Planck constraints on neutrino isocurvature density perturbations

TL;DR

This paper uses Planck and other cosmological data to constrain neutrino isocurvature density perturbations and the effective number of relativistic species, finding no evidence for isocurvature modes and tightening bounds on N_eff.

Contribution

It provides new observational constraints on neutrino isocurvature perturbations and the effective number of neutrino species using recent cosmological data.

Findings

No significant neutrino isocurvature component detected.

Constraints on N_eff are tightened, favoring standard values.

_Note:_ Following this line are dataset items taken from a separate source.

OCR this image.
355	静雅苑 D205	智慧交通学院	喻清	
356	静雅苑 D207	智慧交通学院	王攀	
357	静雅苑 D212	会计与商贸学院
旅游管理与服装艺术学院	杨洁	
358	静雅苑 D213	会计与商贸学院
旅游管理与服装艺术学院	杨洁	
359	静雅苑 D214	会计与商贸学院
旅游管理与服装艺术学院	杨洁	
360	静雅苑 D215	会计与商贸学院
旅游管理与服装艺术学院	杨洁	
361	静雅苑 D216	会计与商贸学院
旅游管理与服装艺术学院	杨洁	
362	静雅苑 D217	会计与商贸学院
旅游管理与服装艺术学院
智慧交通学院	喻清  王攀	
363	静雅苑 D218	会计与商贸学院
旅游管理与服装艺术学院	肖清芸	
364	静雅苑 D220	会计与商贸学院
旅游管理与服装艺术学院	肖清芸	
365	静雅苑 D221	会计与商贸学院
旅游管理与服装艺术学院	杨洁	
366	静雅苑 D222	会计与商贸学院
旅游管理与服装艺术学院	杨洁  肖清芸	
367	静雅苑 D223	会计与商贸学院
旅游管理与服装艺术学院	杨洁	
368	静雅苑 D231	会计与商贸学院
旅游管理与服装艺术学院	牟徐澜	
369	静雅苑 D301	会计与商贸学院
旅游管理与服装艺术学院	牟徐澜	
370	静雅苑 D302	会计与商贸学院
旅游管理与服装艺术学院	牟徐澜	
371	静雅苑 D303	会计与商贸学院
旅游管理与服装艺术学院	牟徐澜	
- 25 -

Non-standard N_eff indications are further relaxed.

Abstract

The recent Cosmic Microwave Background data from the Planck satellite experiment, when combined with HST determinations of the Hubble constant, are compatible with a larger, non-standard, number of relativistic degrees of freedom at recombination, parametrized by the neutrino effective number $N_{eff}$. In the curvaton scenario, a larger value for $N_{eff}$ could arise from a non-zero neutrino chemical potential connected to residual neutrino isocurvature density (NID) perturbations after the decay of the curvaton field, parametrized by the amplitude $\alpha^{NID}$. Here we present new constraints on $N_{eff}$ and $\alpha^{NID}$ from an analysis of recent cosmological data. We found that the Planck+WP dataset does not show any indication for a neutrino isocurvature component, severly constraining its amplitude, and that current indications for a non-standard $N_{eff}$ are further relaxed.